Accessing a sparse NumPy array from C++ is more complicated. The following URL discusses the format of a compressed sparse row (CSR) two-dimensional matrix:
https://docs.scipy.org/doc/scipy/reference/generated/scipy.sparse.csr_matrix.html
Four attributes describe a CRS matrix: the shape, which is a 2-tuple that specifies the number of rows and columns, and three one-dimensional arrays: data, indices, and indptr. Via these four attributes, C++ is able to access a CSR matrix. The NNDataSetAccessors::CreateSparseDataSet function of NNDataSetAccessors.h is an example of CSR matrix access.
ENUMS:
It is not possible to transfer an element of an enum from C++ to Python. For this reason, C++ uses a static map to convert an enumerator to a string that is returned to Python. Similarly, Python specifies an enumerator via a string and then C++ uses a static map to convert the string to an enumerator. Examples of these static maps are found in the dsstnemodule.h and NNLayerAccessors.h files.
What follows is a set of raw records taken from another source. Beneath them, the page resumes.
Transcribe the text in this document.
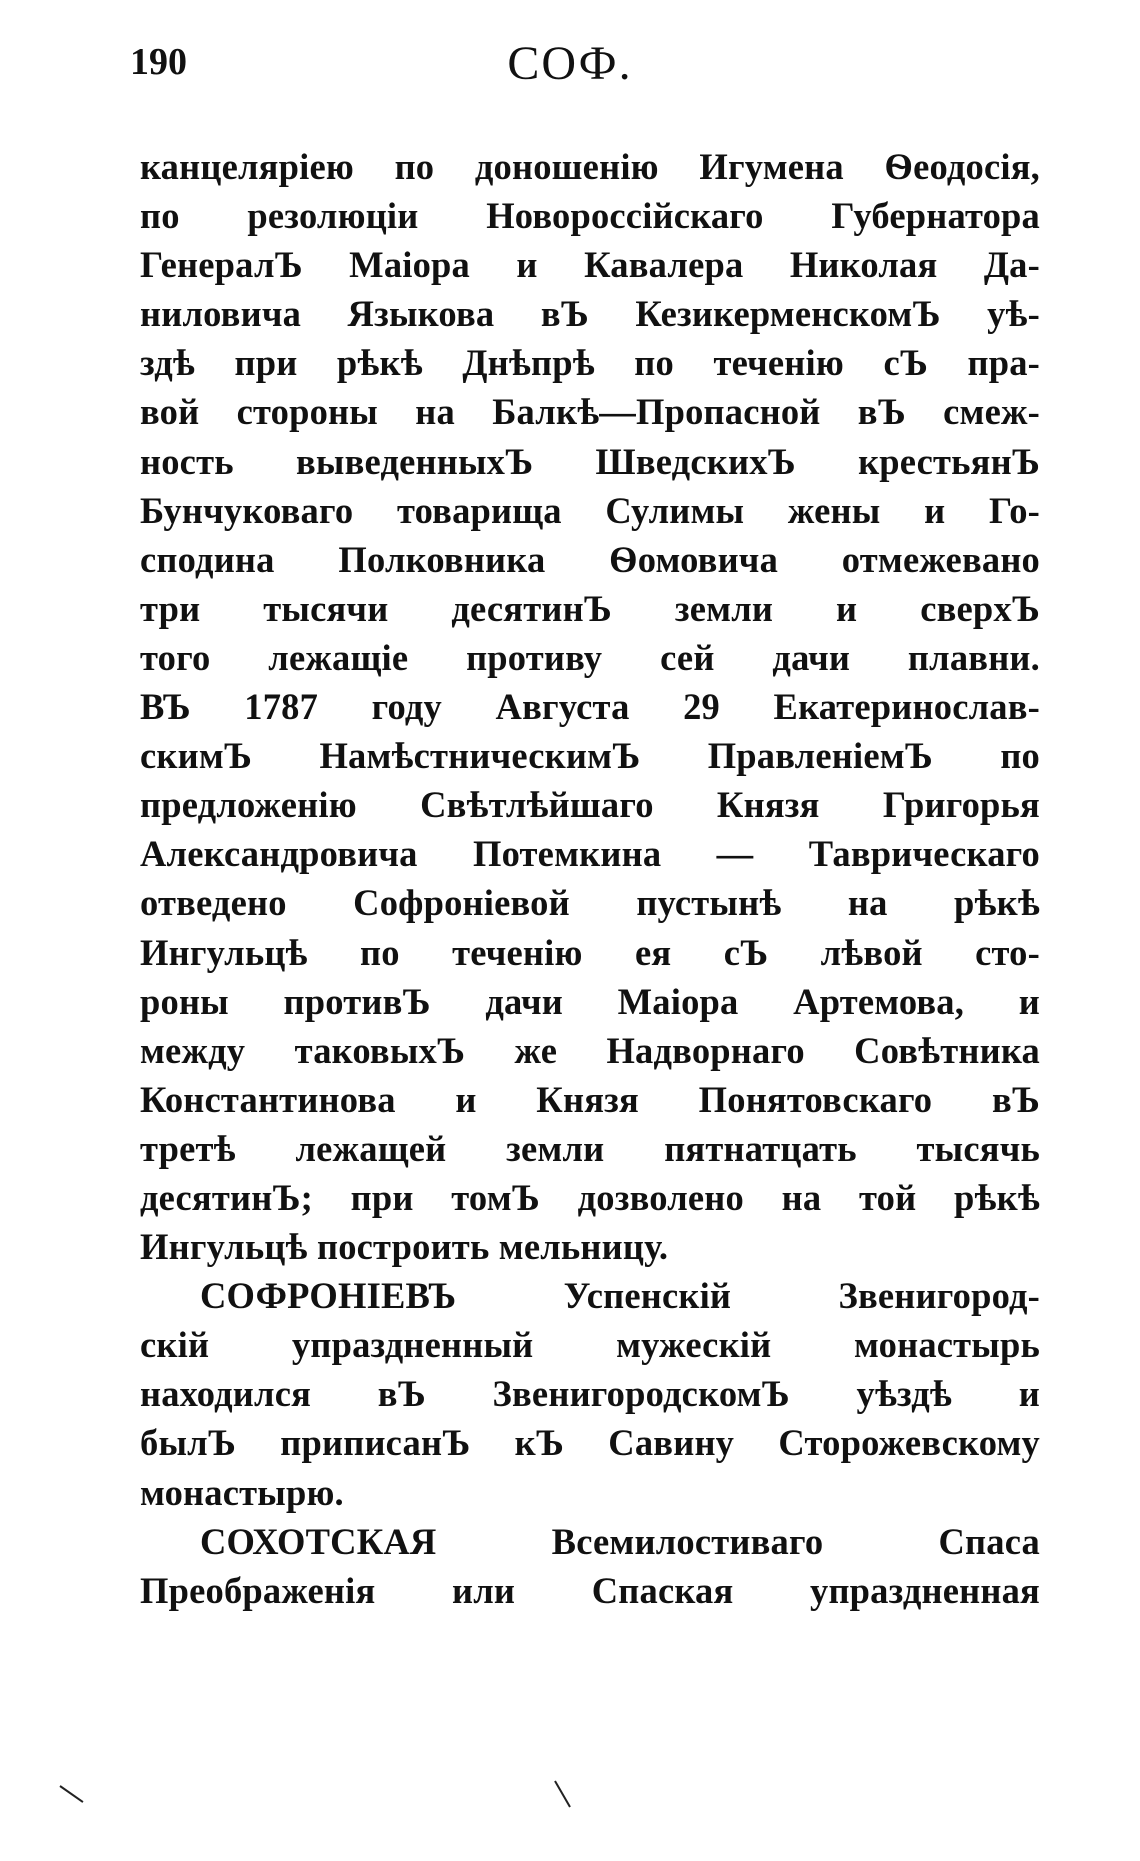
190	СОФ.
канцеляріею по доношенію Игумена Ѳеодосія,
по резолюціи Новороссійскаго Губернатора
ГенералЪ Маіора и Кавалера Николая Да-
ниловича Языкова вЪ КезикерменскомЪ уѣ-
здѣ при рѣкѣ Днѣпрѣ по теченію сЪ пра-
вой стороны на Балкѣ—Пропасной вЪ смеж-
ность выведенныхЪ ШведскихЪ крестьянЪ
Бунчуковаго товарища Сулимы жены и Го-
сподина Полковника Ѳомовича отмежевано
три тысячи десятинЪ земли и сверхЪ
того лежащіе противу сей дачи плавни.
ВЪ 1787 году Августа 29 Екатеринослав-
скимЪ НамѣстническимЪ ПравленіемЪ по
предложенію Свѣтлѣйшаго Князя Григорья
Александровича Потемкина — Таврическаго
отведено Софроніевой пустынѣ на рѣкѣ
Ингульцѣ по теченію ея сЪ лѣвой сто-
роны противЪ дачи Маіора Артемова, и
между таковыхЪ же Надворнаго Совѣтника
Константинова и Князя Понятовскаго вЪ
третѣ лежащей земли пятнатцать тысячь
десятинЪ; при томЪ дозволено на той рѣкѣ
Ингульцѣ построить мельницу.
СОФРОНІЕВЪ Успенскій Звенигород-
скій упраздненный мужескій монастырь
находился вЪ ЗвенигородскомЪ уѣздѣ и
былЪ приписанЪ кЪ Савину Сторожевскому
монастырю.
СОХОТСКАЯ Всемилостиваго Спаса
Преображенія или Спаская упраздненная
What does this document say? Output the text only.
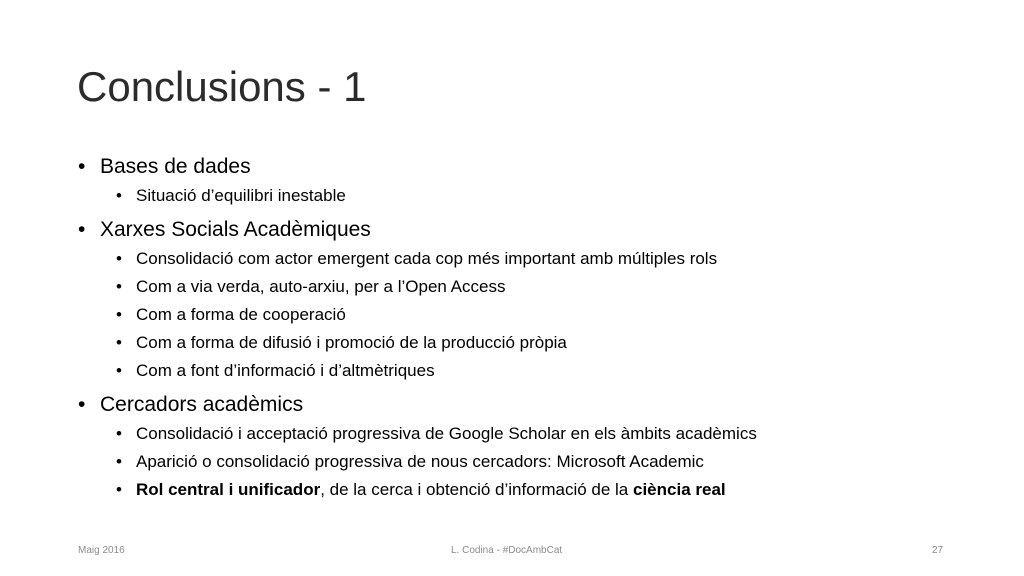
Conclusions - 1
• Bases de dades
• Situació d’equilibri inestable
• Xarxes Socials Acadèmiques
• Consolidació com actor emergent cada cop més important amb múltiples rols
• Com a via verda, auto-arxiu, per a l’Open Access
• Com a forma de cooperació
• Com a forma de difusió i promoció de la producció pròpia
• Com a font d’informació i d’altmètriques
• Cercadors acadèmics
• Consolidació i acceptació progressiva de Google Scholar en els àmbits acadèmics
• Aparició o consolidació progressiva de nous cercadors: Microsoft Academic
• Rol central i unificador, de la cerca i obtenció d’informació de la ciència real
Maig 2016	L. Codina - #DocAmbCat	27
PYTHON-C++ API DOCUMENTATION:
Each extension function provided by the Python-C++ API is described in the dsstnemodule.cc file. The arguments for each extension function are passed via the 'args' parameter that is parsed by the PyArg_ParseTuple function to obtain one or more arguments. For each extension function, the documentation included with the source code describes each argument.